Combating Fake News with AI

It isn’t unreasonable to assume that political half-truths and celebrity hoaxes are recent phenomena. In reality, fake news – misinformation designed to deceive its listeners – has been a problem since ancient times.

Fake news was used back in the day by those in power to suit their agenda: for instance, monarchs would fabricate stories to defame those who threatened to take their position in power, lowering the public’s perception of their rivals. Following the invention of the printing press and other mass printing technologies, news agencies also got the power to spread fake news, and to more people. But still, there were relatively few that had the ability to distribute news to a large audience, whether real or fake.

However, all of this changed with the birth of the internet.

On the web, anyone could upload anything, and there is no governing body to police the information shared. The ability to perpetrate fake news trickled down to the average Joe. The internet’s easy accessibility and high visibility made it the prime site to disseminate misinformation for those with malicious intent. These two aspects of the internet made fake news a more difficult problem than it had ever been before.

And even still, new technologies are being developed that, in the wrong hands, could become even more powerful weapons to create and transmit fake news. As an example, Deep fakes can be used by perpetrators to make their victim appear to say anything in a video format.

It’s crucial that we combat this issue because the extent to which fake news can impact us – as individuals and as a society – is limitless.
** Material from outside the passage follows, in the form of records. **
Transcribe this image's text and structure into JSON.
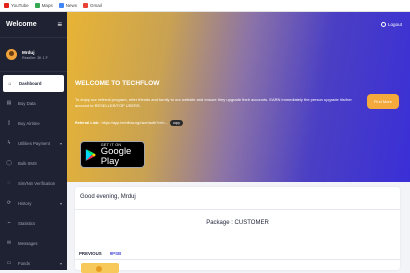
{
  "bookmarks": [
    {
      "label": "YouTube",
      "color": "#e62117"
    },
    {
      "label": "Maps",
      "color": "#34a853"
    },
    {
      "label": "News",
      "color": "#4285f4"
    },
    {
      "label": "Gmail",
      "color": "#ea4335"
    }
  ],
  "sidebar": {
    "title": "Welcome",
    "user": {
      "name": "Mrduj",
      "role": "Reseller: 3K 1 F"
    },
    "items": [
      {
        "label": "Dashboard",
        "icon": "home-icon",
        "glyph": "⌂"
      },
      {
        "label": "Buy Data",
        "icon": "data-icon",
        "glyph": "▤"
      },
      {
        "label": "Buy Airtime",
        "icon": "phone-icon",
        "glyph": "▯"
      },
      {
        "label": "Utilities Payment",
        "icon": "bolt-icon",
        "glyph": "ϟ"
      },
      {
        "label": "Bulk SMS",
        "icon": "chat-icon",
        "glyph": "◯"
      },
      {
        "label": "Sim/Nin Verification",
        "icon": "id-icon",
        "glyph": "◌"
      },
      {
        "label": "History",
        "icon": "history-icon",
        "glyph": "⟳"
      },
      {
        "label": "Statistics",
        "icon": "stats-icon",
        "glyph": "⌁"
      },
      {
        "label": "Messages",
        "icon": "mail-icon",
        "glyph": "✉"
      },
      {
        "label": "Funds",
        "icon": "wallet-icon",
        "glyph": "▭"
      }
    ]
  },
  "header": {
    "logout_label": "Logout"
  },
  "hero": {
    "heading": "WELCOME TO TECHFLOW",
    "text": "To enjoy our referral program, refer friends and family to our website and ensure they upgrade their accounts. EARN immediately the person upgrade his/her account to RESELLER/TOP USERS.",
    "referral_label": "Referral Link:",
    "referral_url": "https://app.techflow.ng/user/auth?ref=...",
    "copy_label": "copy",
    "find_label": "Find More",
    "store_small": "GET IT ON",
    "store_big": "Google Play"
  },
  "card": {
    "greeting": "Good evening, Mrduj",
    "package": "Package : CUSTOMER",
    "tabs": [
      "PREVIOUS",
      "9PSB"
    ]
  },
  "colors": {
    "sidebar": "#1f2233",
    "accent": "#4b4fd9",
    "button": "#f4a93d"
  }
}
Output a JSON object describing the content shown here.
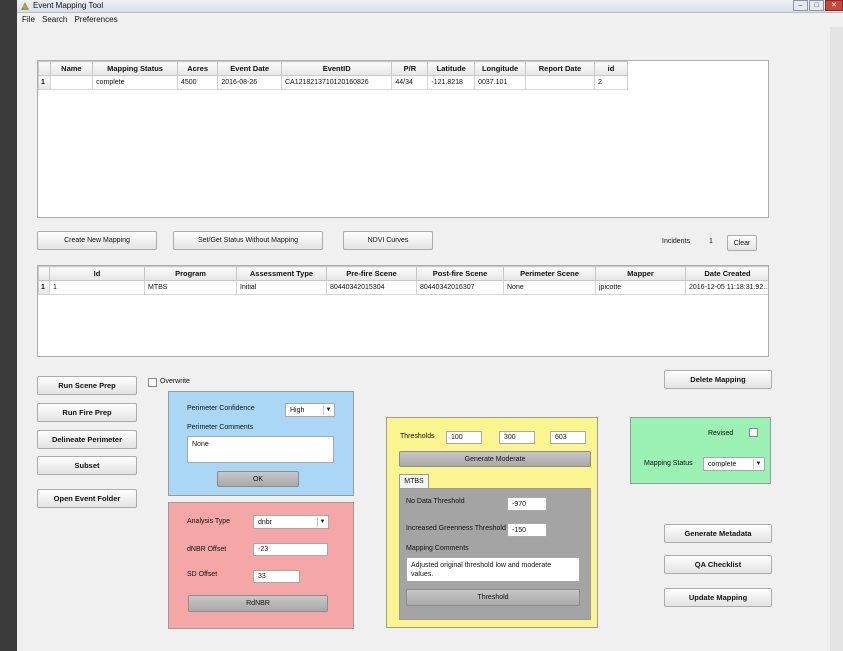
{
  "window": {
    "title": "Event Mapping Tool",
    "controls": [
      "–",
      "□",
      "✕"
    ]
  },
  "menu": [
    "File",
    "Search",
    "Preferences"
  ],
  "events_table": {
    "headers": [
      "Name",
      "Mapping Status",
      "Acres",
      "Event Date",
      "EventID",
      "P/R",
      "Latitude",
      "Longitude",
      "Report Date",
      "id"
    ],
    "rows": [
      {
        "num": "1",
        "cells": [
          "",
          "complete",
          "4500",
          "2016-08-26",
          "CA1218213710120160826",
          "44/34",
          "-121.8218",
          "0037.101",
          "",
          "2"
        ]
      }
    ]
  },
  "mid_buttons": {
    "create": "Create New Mapping",
    "setget": "Set/Get Status Without Mapping",
    "ndvi": "NDVI Curves",
    "incidents_label": "Incidents",
    "incidents_count": "1",
    "clear": "Clear"
  },
  "mappings_table": {
    "headers": [
      "Id",
      "Program",
      "Assessment Type",
      "Pre-fire Scene",
      "Post-fire Scene",
      "Perimeter Scene",
      "Mapper",
      "Date Created"
    ],
    "rows": [
      {
        "num": "1",
        "cells": [
          "1",
          "MTBS",
          "Initial",
          "80440342015304",
          "80440342016307",
          "None",
          "jpicotte",
          "2016-12-05 11:18:31.92..."
        ]
      }
    ]
  },
  "left_buttons": [
    "Run Scene Prep",
    "Run Fire Prep",
    "Delineate Perimeter",
    "Subset",
    "Open Event Folder"
  ],
  "overwrite_label": "Overwrite",
  "perimeter_panel": {
    "confidence_label": "Perimeter Confidence",
    "confidence_value": "High",
    "comments_label": "Perimeter Comments",
    "comments_value": "None",
    "ok": "OK",
    "bg": "#a9d7f5"
  },
  "analysis_panel": {
    "type_label": "Analysis Type",
    "type_value": "dnbr",
    "dnbr_offset_label": "dNBR Offset",
    "dnbr_offset_value": "-23",
    "sd_offset_label": "SD Offset",
    "sd_offset_value": "33",
    "rdnbr": "RdNBR",
    "bg": "#f5a6a6"
  },
  "threshold_panel": {
    "thresholds_label": "Thresholds",
    "t1": "100",
    "t2": "300",
    "t3": "603",
    "generate": "Generate Moderate",
    "tab": "MTBS",
    "nodata_label": "No Data Threshold",
    "nodata_value": "-970",
    "greenness_label": "Increased Greenness Threshold",
    "greenness_value": "-150",
    "comments_label": "Mapping Comments",
    "comments_value": "Adjusted original threshold low and moderate values.",
    "threshold_btn": "Threshold",
    "bg": "#fbf58f"
  },
  "status_panel": {
    "revised_label": "Revised",
    "status_label": "Mapping Status",
    "status_value": "complete",
    "bg": "#9bf0b4"
  },
  "right_buttons": {
    "delete": "Delete Mapping",
    "metadata": "Generate Metadata",
    "qa": "QA Checklist",
    "update": "Update Mapping"
  }
}
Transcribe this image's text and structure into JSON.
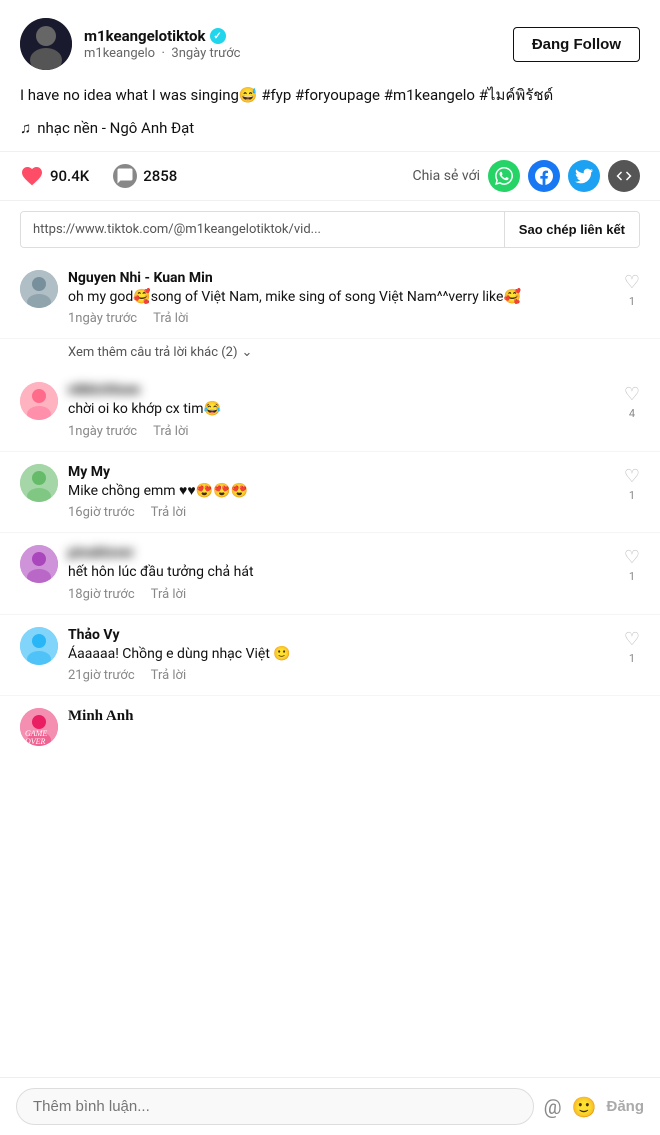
{
  "header": {
    "username": "m1keangelotiktok",
    "handle": "m1keangelo",
    "time_ago": "3ngày trước",
    "verified": true,
    "follow_label": "Đang Follow"
  },
  "caption": {
    "text": "I have no idea what I was singing😅 #fyp #foryoupage #m1keangelo #ไมค์พิรัชด์"
  },
  "music": {
    "note": "♫",
    "label": "nhạc nền - Ngô Anh Đạt"
  },
  "stats": {
    "likes": "90.4K",
    "comments": "2858",
    "share_label": "Chia sẻ với"
  },
  "url": {
    "value": "https://www.tiktok.com/@m1keangelotiktok/vid...",
    "copy_label": "Sao chép liên kết"
  },
  "comments": [
    {
      "id": 1,
      "username": "Nguyen Nhi - Kuan Min",
      "text": "oh my god🥰song of Việt Nam, mike sing of song Việt Nam^^verry like🥰",
      "time": "1ngày trước",
      "reply": "Trả lời",
      "likes": 1,
      "has_more_replies": true,
      "more_replies_label": "Xem thêm câu trả lời khác (2)",
      "avatar_class": "av1"
    },
    {
      "id": 2,
      "username": "blurred_user_2",
      "username_blurred": true,
      "text": "chời oi ko khớp cx tim😂",
      "time": "1ngày trước",
      "reply": "Trả lời",
      "likes": 4,
      "avatar_class": "av2"
    },
    {
      "id": 3,
      "username": "My My",
      "text": "Mike chồng emm ♥♥😍😍😍",
      "time": "16giờ trước",
      "reply": "Trả lời",
      "likes": 1,
      "avatar_class": "av3"
    },
    {
      "id": 4,
      "username": "blurred_user_4",
      "username_blurred": true,
      "text": "hết hôn lúc đầu tưởng chả hát",
      "time": "18giờ trước",
      "reply": "Trả lời",
      "likes": 1,
      "avatar_class": "av4"
    },
    {
      "id": 5,
      "username": "Thảo Vy",
      "text": "Áaaaaa! Chồng e dùng nhạc Việt 🙂",
      "time": "21giờ trước",
      "reply": "Trả lời",
      "likes": 1,
      "avatar_class": "av5"
    },
    {
      "id": 6,
      "username": "Minh Anh",
      "text": "",
      "time": "",
      "reply": "",
      "likes": 0,
      "avatar_class": "av6"
    }
  ],
  "comment_input": {
    "placeholder": "Thêm bình luận...",
    "post_label": "Đăng"
  }
}
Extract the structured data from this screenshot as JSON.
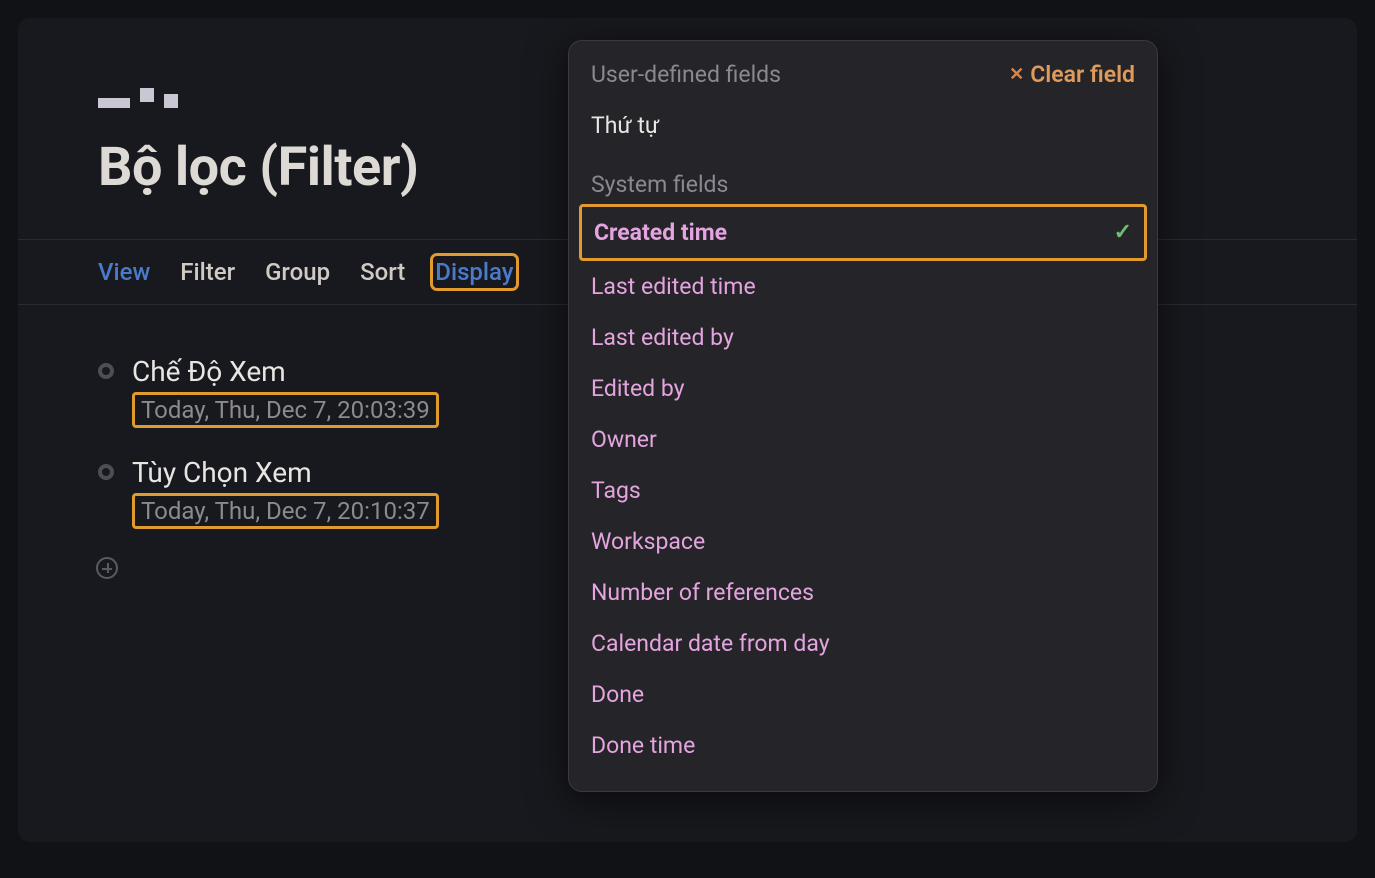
{
  "page": {
    "title": "Bộ lọc (Filter)"
  },
  "tabs": {
    "view": "View",
    "filter": "Filter",
    "group": "Group",
    "sort": "Sort",
    "display": "Display"
  },
  "list": {
    "items": [
      {
        "title": "Chế Độ Xem",
        "subtitle": "Today, Thu, Dec 7, 20:03:39"
      },
      {
        "title": "Tùy Chọn Xem",
        "subtitle": "Today, Thu, Dec 7, 20:10:37"
      }
    ]
  },
  "popup": {
    "user_defined_label": "User-defined fields",
    "clear_label": "Clear field",
    "user_items": [
      "Thứ tự"
    ],
    "system_label": "System fields",
    "system_items": [
      "Created time",
      "Last edited time",
      "Last edited by",
      "Edited by",
      "Owner",
      "Tags",
      "Workspace",
      "Number of references",
      "Calendar date from day",
      "Done",
      "Done time"
    ],
    "selected": "Created time"
  }
}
We humans, by nature, are thinking machines that make our decisions based on the information we have. If your eardrums receive the sound of a child crying for help, you make the decision to find and help them. If your sense of touch tells you that the pot handle you’re grabbing is burning hot, you make the decision to let go of it. And, if your eyes tell you that there is a bear chasing after you, you make the sensible decision to run! The same concept applies to news – and consequently, fake news. If one day you hear on the news that a parliamentary candidate has committed tax fraud, you might make the decision not to vote for them. Of course, the trouble arises if this news was made up; and, you can see how such news, if fake (and convincing enough), would be damaging to both the candidate and the whole country.

External information can deceive us greatly, in contrast to the information we get directly from our physical senses. So, as long as the perpetrator of false information is skilled enough, humans can be made to do anything that suits their agenda. Countless people fall prey to fake news and make wrongly informed decisions every day. Many are even trapped in a bubble of fake news and see the world through glasses that are tinted one way or another.

What makes fake news such a powerful tool for evil is that it’s often popular!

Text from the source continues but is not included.